Differential Validation — Deleted-Record Carving¶
This document is the Doer-Checker evidence for sqlite_forensic's deleted-record
carving. It records how our carver's output was reconciled against an independent
reference tool so that correctness is not asserted only by tests we wrote against a
fixture we generated. The machine-checkable form of this evidence is
forensic/tests/oracle_differential.rs.
This document is the historical differential record; the current capability matrix lives in
recovery-comparison.md. The page-level findings below remain accurate as the record of how each tool draws the freelist/allocated boundary, but several carver scope boundaries they describe are now closed — so read the per-scenario numbers and the "Summary" section below as the pre-fix snapshot and defer torecovery-comparison.mdfor current numbers:
carve_all_deleted_recordsadded in-page free-block carving and dropped-table carving, so on the fixture it recovers the in-page remnant (rowid 237) and exactly matches undark, and it recovers the DC3 dropped-table rows. Where this doc says "our freelist-only carver recovers none" of those cases, that is the pre-fix state.- It then added value-aware prior-version recovery: an
UPDATE's freed old version (same rowid, different values) is recovered (taggedPriorVersion), not dropped. The differential test (oracle_differential.rs) asserts agreement now, plus a prior-version reconciliation, rather than the former exemptions.The Summary's "consistent with / agree exactly" statements describe the freelist-page differential specifically and still hold for that scenario; they are not the whole-corpus capability claim — for that, see
recovery-comparison.md.
Summary¶
- Conclusion: on the freelist-page deletion scenario our carver is designed for,
its output is consistent with TWO independent reference carvers —
undark(C) andfqlite(Java) — with 100% content agreement on every overlapping row and no false positives. Where all three tools overlap on our fixture, they agree exactly. - Two independent oracles, two corpora.

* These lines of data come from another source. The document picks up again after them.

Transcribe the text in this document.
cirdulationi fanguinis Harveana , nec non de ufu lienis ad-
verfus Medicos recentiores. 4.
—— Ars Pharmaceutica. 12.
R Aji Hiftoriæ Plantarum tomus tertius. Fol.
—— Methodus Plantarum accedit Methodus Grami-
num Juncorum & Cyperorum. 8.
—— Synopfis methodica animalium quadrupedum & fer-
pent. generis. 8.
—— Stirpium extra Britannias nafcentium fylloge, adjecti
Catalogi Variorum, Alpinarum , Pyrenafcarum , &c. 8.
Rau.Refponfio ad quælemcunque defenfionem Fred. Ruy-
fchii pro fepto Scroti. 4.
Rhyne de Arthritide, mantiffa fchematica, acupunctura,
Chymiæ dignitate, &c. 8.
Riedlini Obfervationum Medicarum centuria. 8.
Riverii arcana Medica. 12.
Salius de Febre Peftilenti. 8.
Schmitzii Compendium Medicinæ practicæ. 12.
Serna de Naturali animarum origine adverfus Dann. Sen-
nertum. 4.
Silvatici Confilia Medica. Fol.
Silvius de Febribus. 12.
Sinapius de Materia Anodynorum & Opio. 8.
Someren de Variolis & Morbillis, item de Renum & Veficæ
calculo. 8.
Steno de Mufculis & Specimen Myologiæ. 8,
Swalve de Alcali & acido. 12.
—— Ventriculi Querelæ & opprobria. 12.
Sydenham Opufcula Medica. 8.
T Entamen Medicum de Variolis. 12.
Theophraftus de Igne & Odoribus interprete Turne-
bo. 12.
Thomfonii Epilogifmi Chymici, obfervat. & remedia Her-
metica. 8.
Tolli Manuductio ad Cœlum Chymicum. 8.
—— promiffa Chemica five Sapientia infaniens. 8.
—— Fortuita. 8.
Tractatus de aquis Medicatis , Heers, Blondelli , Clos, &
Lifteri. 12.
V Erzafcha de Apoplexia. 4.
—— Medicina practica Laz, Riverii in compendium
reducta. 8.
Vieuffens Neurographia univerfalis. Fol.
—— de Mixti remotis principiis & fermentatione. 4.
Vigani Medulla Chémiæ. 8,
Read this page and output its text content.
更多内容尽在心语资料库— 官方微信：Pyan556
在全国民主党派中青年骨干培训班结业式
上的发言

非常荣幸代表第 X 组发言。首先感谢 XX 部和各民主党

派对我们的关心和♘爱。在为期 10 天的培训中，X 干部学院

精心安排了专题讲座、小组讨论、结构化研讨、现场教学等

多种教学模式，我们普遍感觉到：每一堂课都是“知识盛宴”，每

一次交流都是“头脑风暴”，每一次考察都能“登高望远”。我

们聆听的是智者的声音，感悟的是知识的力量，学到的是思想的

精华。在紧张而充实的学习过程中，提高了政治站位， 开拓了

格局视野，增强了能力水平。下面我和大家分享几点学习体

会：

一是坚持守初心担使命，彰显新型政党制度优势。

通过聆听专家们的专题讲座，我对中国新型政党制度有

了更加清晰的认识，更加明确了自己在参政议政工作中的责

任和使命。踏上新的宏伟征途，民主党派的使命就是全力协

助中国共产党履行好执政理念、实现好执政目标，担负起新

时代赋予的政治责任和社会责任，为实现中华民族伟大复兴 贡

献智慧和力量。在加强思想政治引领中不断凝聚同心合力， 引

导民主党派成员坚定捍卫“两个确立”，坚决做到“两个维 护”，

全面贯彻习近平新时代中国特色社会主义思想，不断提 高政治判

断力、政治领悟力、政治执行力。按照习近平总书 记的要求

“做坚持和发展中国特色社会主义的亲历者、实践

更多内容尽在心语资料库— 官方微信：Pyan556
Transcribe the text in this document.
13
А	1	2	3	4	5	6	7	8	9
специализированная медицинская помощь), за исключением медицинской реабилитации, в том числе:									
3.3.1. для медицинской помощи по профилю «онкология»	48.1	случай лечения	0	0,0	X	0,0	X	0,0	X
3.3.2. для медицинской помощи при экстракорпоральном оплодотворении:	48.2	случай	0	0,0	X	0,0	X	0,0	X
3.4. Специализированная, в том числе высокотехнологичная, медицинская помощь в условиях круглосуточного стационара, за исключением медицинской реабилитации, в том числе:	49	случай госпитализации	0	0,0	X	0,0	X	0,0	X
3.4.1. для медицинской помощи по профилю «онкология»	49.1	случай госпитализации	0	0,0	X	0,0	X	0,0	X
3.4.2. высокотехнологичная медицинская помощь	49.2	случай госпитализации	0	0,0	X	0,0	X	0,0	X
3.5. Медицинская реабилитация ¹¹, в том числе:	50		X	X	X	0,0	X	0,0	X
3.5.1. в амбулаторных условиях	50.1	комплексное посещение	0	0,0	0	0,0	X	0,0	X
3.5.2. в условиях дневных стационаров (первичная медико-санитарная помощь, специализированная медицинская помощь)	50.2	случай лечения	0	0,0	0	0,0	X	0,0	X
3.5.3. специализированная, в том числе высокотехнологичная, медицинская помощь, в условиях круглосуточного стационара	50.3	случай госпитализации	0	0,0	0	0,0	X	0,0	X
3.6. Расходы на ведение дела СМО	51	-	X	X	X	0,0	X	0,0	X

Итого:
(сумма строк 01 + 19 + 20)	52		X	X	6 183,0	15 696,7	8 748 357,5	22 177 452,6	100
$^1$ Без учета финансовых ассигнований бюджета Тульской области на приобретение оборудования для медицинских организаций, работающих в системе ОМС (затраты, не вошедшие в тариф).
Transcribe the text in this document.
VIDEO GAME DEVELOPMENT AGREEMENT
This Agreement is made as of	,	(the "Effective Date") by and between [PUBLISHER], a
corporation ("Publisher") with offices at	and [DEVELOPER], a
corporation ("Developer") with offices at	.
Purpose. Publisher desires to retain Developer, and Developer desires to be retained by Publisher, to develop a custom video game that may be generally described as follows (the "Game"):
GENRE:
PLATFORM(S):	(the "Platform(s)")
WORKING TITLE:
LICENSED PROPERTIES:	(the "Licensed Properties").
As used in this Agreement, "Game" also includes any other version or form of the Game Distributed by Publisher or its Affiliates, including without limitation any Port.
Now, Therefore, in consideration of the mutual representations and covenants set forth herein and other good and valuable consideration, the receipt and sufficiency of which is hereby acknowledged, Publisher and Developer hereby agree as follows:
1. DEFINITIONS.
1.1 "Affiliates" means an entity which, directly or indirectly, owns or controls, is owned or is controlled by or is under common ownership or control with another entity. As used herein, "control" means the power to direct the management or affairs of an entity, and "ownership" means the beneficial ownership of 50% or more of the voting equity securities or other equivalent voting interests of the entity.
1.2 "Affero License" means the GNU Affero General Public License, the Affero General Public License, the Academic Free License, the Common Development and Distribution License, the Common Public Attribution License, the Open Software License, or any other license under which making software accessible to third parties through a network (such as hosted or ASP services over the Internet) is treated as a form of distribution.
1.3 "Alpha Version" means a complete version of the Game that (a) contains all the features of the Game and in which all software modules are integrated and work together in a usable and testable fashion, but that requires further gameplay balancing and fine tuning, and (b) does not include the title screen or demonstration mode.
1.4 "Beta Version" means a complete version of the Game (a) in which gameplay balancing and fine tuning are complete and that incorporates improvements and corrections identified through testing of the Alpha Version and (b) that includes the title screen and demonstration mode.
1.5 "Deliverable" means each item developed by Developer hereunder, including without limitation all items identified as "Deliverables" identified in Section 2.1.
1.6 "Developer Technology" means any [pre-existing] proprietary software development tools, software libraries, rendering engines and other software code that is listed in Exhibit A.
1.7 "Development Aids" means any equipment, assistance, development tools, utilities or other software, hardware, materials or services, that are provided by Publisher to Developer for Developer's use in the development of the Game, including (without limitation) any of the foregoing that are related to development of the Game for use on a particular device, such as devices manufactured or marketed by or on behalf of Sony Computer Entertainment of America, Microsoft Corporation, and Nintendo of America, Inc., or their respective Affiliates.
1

undarkand a headless source-instrumented tap offqlite's recovery engine are both used as oracles; ourdeleted_places.dbfixture and the third-party DC3sqlite_dissectcorpus are both used as input. - Divergences are diagnosed at the page level, not papered over. Each tool draws the freelist-vs-allocated and trunk-vs-leaf boundaries slightly differently; every ours-vs-oracle difference is explained by which page a row lives on and which pages each tool scans. None is a defect in our freelist-carving path.
- We make no claim that our carver is "proven correct". The evidence supports only that its freelist-page recovery is consistent with two independent tools' recovery.
The two oracles¶
Oracle 1 — undark (C)¶
| Tool | undark |
| Version | 0.7.1 (Paul L. Daniels) |
| Upstream | https://github.com/inflex/undark |
| Source tarball (master) | https://github.com/inflex/undark/archive/refs/heads/master.tar.gz |
| Source tarball sha256 | c0a9ee7ebd180727deef52fbafe0ef0e2b7c9b43c5604761bfeb86bc9306912a |
| Local binary | tools/undark (gitignored, not committed) |
| Test gate | UNDARK_BIN |
Oracle 2 — fqlite (Java), via a headless source-instrumentation tap¶
fqlite was the originally-named oracle. Its command-line mode was removed in v2.0
(README: "With version 2.0, the support for the command line mode was cancelled"),
releases ship only ~440 MB JavaFX jpackage installers (no runnable CLI jar), it is
not on Maven Central, and its repo ships no test databases. So it cannot be used as
a packaged CLI oracle.
But fqlite IS usable as an oracle via source instrumentation — the CLI cancellation
was the only blocker, not the engine. fqlite's carving engine (fqlite.base.Job) is
plain Java that populates a result list the GUI merely reads. A small headless tap
(tools/fqlite/HeadlessTap.java) constructs Job, runs Job.run(path), and emits the
recovered DELETED records as CSV — never launching the JavaFX UI. The engine is not
cleanly decoupled from JavaFX in the current source (its logger's static init builds a
JavaFX TextArea, processDB() posts a Platform.runLater cleanup fence and calls
gui.add_table unguarded), so the tap (a) null-guards those add_table calls, (b) sets
GUI.baseDir, and (c) boots the JavaFX toolkit headlessly (no window). The full engine
API map, the JavaFX-coupling findings, and the minimal changes a clean
fqlite.base.MAIN revival would need are in tools/fqlite/ENGINE_NOTES.md.
| Tool | fqlite (recovery engine) |
| Version | 4.22 |
| Commit | 26922bd9e3cdc60c93b72dfb1fb2f5972a0af6a6 |
| Upstream | https://github.com/pawlaszczyk/fqlite |
| Driver | tools/fqlite/HeadlessTap.java + run-tap.sh (gitignored; recipe in tools/fqlite/README.md) |
| Test gate | FQLITE_TAP |
(sqlite_dissect was also evaluated as an oracle but its free-block carver produced
misaligned/garbled column boundaries on these fixtures — recovering corrupt title
values and surfacing live rows — so it was rejected as a yardstick. Its test databases,
authored by DC3, are still used as independent input; see below.)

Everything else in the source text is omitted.